Kishio Suga

Overview
Mendes Wood DM Brussels is pleased to present Kishio Suga’s first solo exhibition in Belgium. 

Kishio Suga is one of Japan’s most celebrated artists, whose diverse and influential practice spans site-specific installation, assemblage, and performance. 

His career began in 1968, when he started making ephemeral installations out of natural and industrial materials such as wood, metal, wire, and concrete. He quickly gained recognition for works such as Parallel Strata (1969), a rectangular enclosure constructed out of slabs of paraffin wax. By introducing an incongruous yet defined structure of raw material into the gallery space, he sought to reveal the reality of mono (things/materials), and the jōkyō (situation) that holds them together. With these installations and influential essays such as The Start of Disappearance: As Things Deny Things (1969) and Existence Beyond Condition (1970), Suga was identified as a key theorist within a loose group of like-minded artists that later came to be known as Mono-ha ( School of Things). Though short-lived, this movement was a major turning point in postwar Japanese art history, echoing the concurrent development of Land Art, Arte Povera, and Supports/Surfaces in the United States and Europe, yet rooted in a specifically Japanese intellectual and cultural context.

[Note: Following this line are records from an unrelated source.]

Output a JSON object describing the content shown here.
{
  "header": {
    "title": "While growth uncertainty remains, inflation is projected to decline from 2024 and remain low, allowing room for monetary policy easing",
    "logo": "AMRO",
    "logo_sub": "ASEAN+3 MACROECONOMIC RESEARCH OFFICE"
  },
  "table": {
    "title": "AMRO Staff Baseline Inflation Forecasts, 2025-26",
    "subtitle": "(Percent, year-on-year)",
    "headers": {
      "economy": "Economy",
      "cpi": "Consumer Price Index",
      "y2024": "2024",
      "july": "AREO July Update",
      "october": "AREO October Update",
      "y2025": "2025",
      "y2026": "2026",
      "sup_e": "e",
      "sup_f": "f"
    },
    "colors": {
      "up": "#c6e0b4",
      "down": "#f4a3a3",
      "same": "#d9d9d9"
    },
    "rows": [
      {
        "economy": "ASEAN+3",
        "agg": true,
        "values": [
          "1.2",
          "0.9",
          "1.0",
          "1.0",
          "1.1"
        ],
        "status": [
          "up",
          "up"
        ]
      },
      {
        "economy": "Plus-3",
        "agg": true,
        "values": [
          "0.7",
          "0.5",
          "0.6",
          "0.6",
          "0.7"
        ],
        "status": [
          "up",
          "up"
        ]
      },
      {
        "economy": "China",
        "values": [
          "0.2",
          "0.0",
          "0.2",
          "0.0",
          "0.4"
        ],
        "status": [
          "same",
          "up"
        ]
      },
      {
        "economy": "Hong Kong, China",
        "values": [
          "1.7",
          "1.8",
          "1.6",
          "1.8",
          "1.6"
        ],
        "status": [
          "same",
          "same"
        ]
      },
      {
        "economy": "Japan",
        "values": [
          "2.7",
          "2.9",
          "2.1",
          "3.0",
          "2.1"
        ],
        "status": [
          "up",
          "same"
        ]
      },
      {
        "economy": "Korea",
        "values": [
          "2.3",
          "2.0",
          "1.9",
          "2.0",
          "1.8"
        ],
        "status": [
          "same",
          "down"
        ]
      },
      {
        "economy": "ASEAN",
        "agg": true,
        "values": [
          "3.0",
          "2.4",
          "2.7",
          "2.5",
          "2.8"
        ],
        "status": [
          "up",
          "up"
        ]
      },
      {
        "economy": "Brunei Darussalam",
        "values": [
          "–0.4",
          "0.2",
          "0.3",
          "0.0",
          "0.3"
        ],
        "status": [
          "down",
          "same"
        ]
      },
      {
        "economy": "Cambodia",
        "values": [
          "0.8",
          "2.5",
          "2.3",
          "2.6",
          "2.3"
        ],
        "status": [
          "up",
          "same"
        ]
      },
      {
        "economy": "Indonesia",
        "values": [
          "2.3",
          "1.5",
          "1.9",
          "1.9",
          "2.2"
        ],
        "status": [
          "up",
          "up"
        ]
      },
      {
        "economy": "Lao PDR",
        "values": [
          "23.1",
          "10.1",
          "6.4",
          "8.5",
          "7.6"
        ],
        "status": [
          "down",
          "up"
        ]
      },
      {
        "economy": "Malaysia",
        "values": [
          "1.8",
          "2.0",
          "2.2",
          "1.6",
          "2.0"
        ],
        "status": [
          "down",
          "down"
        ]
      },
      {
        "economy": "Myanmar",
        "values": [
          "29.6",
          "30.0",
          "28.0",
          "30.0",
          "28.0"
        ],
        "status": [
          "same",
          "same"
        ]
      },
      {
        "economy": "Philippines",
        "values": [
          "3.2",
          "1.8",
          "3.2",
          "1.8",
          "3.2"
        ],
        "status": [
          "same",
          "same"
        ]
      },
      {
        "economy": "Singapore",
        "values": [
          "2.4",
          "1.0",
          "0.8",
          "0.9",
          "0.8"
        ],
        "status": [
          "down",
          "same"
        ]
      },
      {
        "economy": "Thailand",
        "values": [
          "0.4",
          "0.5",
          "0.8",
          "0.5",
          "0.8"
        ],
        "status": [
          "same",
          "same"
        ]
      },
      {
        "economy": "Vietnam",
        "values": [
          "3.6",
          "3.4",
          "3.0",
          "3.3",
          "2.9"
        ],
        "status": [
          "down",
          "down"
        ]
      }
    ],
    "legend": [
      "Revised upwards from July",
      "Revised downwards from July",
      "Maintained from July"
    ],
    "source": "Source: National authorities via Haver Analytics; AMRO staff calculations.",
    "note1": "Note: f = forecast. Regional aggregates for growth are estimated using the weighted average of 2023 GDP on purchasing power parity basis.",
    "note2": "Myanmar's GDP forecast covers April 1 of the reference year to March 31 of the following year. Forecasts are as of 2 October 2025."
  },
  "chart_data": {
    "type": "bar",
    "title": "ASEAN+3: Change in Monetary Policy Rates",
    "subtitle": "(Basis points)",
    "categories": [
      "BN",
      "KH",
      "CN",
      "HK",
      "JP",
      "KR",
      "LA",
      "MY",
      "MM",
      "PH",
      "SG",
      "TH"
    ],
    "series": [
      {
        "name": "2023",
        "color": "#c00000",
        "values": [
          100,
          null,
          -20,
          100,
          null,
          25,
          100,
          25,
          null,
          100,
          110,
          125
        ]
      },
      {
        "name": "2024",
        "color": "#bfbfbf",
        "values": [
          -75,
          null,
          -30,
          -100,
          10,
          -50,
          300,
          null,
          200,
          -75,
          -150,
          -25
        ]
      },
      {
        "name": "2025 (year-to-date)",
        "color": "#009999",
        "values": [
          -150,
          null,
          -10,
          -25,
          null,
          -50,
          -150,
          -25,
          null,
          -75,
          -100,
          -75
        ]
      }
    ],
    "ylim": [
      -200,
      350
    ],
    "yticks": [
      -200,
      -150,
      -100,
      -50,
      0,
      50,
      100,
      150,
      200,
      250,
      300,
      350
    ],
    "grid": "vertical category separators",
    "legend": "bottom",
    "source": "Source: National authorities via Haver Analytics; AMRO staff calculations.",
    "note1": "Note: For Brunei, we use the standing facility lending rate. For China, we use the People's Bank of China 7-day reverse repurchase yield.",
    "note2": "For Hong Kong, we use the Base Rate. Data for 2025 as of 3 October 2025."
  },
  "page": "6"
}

On the floor in the center of this exhibition is Placement of Stone Entities (1982/2017), an indeterminate arrangement of stone slabs linked by folded strips of black paper. This is the first time Suga has remade this work since its original inception at Tama Art University, Tokyo, in 1982. Typically he discards his installations at the close of each show and remakes them in accordance with the scale and character of a new site. In tandem with his installation practice, Suga has also made assemblages out of wood, metal, paint, mesh, stone, paper, and innumerable other materials. This exhibition provides a compact survey of this activity, ranging from small-scale reliefs made in the 1970s to his most recent large-scale constructions.